As I walked through the pain of Matt’s death in my EMDR session, orienting myself felt strange. I was aware of the present moment, where I was, who I was with, and why I was there; however, I was having a conversation with my dead brother. My conversation seemed to be happening in the present moment but in a location and situation that could have only happened in the past. Every time the tapping started, Matt and I were sitting in his truck at the park, and we were drinking Mountain Dew and talking. Every time the tapping stopped, I was sitting in the blue chair with my hands on the table, facing my therapist. It was like a strange, lucid dream.

Our conversation provided me with the opportunity to release the pressure valve on my shame, at least with him. I told him everything I wished that I could have told him before, and it was an oddly easy conversation.

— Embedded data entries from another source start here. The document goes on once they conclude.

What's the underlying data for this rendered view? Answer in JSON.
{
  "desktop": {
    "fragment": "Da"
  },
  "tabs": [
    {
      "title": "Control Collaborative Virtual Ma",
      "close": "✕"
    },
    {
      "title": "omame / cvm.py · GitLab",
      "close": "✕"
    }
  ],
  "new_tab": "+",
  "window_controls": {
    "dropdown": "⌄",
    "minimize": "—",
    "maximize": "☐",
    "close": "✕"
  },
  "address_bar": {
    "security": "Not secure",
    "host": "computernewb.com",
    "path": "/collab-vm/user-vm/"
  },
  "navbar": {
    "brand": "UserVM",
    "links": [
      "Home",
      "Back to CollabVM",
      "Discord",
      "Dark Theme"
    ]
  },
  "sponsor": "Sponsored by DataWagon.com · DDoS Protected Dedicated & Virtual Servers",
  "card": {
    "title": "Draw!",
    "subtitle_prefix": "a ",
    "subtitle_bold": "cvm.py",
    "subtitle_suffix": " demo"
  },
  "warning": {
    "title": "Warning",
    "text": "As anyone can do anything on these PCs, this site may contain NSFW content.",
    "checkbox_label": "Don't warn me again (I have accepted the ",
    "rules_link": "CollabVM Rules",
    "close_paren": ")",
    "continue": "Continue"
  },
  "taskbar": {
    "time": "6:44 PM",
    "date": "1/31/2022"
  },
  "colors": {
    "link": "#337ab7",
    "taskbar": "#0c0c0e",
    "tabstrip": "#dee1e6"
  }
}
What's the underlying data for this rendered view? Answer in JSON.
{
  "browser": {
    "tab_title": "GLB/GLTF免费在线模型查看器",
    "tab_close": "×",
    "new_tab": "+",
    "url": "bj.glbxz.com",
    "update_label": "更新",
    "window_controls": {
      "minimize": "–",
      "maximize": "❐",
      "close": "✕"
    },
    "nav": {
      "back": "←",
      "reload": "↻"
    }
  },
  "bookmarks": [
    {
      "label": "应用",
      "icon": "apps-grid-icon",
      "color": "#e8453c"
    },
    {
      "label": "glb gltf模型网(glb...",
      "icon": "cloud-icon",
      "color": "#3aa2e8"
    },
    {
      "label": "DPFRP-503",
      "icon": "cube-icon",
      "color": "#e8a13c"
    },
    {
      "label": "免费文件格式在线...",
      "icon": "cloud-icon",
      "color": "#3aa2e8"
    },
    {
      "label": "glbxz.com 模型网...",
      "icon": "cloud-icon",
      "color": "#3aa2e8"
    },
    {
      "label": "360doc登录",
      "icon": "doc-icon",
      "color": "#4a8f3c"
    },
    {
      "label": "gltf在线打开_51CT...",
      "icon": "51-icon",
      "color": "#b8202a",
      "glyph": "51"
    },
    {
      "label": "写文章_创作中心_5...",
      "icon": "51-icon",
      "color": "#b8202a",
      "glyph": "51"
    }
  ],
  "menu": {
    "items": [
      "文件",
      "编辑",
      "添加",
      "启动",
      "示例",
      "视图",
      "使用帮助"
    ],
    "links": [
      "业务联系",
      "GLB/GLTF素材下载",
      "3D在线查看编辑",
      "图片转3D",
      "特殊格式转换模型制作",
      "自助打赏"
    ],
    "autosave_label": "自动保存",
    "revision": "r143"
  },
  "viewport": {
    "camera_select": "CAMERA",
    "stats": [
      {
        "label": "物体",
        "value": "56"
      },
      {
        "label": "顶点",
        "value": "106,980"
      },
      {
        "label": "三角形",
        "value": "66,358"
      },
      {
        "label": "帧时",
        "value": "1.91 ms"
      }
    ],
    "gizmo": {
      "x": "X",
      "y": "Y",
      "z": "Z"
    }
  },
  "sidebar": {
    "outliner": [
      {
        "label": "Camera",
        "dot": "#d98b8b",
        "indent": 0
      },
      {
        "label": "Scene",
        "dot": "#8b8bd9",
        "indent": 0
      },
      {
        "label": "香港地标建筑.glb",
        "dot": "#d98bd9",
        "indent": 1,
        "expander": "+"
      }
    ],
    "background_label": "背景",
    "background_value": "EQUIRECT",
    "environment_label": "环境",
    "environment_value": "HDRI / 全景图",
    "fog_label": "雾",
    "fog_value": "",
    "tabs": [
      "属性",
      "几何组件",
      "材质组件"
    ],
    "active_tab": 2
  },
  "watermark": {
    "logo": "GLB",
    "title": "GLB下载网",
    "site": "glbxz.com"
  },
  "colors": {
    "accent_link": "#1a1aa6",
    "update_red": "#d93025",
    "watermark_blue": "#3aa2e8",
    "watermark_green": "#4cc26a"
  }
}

The tapping stopped. My therapist prompted me for the next set of tapping. He asked to think about how Matt would have responded according to his character and who I knew him to be as my brother.

The tapping started. Matt turned in his seat to look at me squarely with a complicated gaze of disappointment, sadness, and compassion and said, “I love you, how can I help?” The last time I saw my brother alive, he pulled me aside while stuffing his mouth with ham and said, “Stop caring so much what other people think about you. Stop worrying so much about disappointing them.” Those were the same words I heard as the tapping stopped.

I opened my burning eyes, and when I did, I couldn’t see through the salty tears. I blinked and felt the warm river flowing down my cheeks, and I was thinking deeply about something I was reminded of during the tapping. Every time Matt and I talked, he would ask me the same thing before saying goodbye.

“You need anything?”

He can’t ask me that question anymore. I can’t go back and change things. I can’t know for sure how he would have responded if I had told him everything. I will never know if maintaining our relationship would have changed his trajectory. I don’t even know if changing his trajectory would have been enough to spare his life. What I do know is that he loved me and would have done anything for me, no matter what. That is what I was able to experience again in my EMDR session.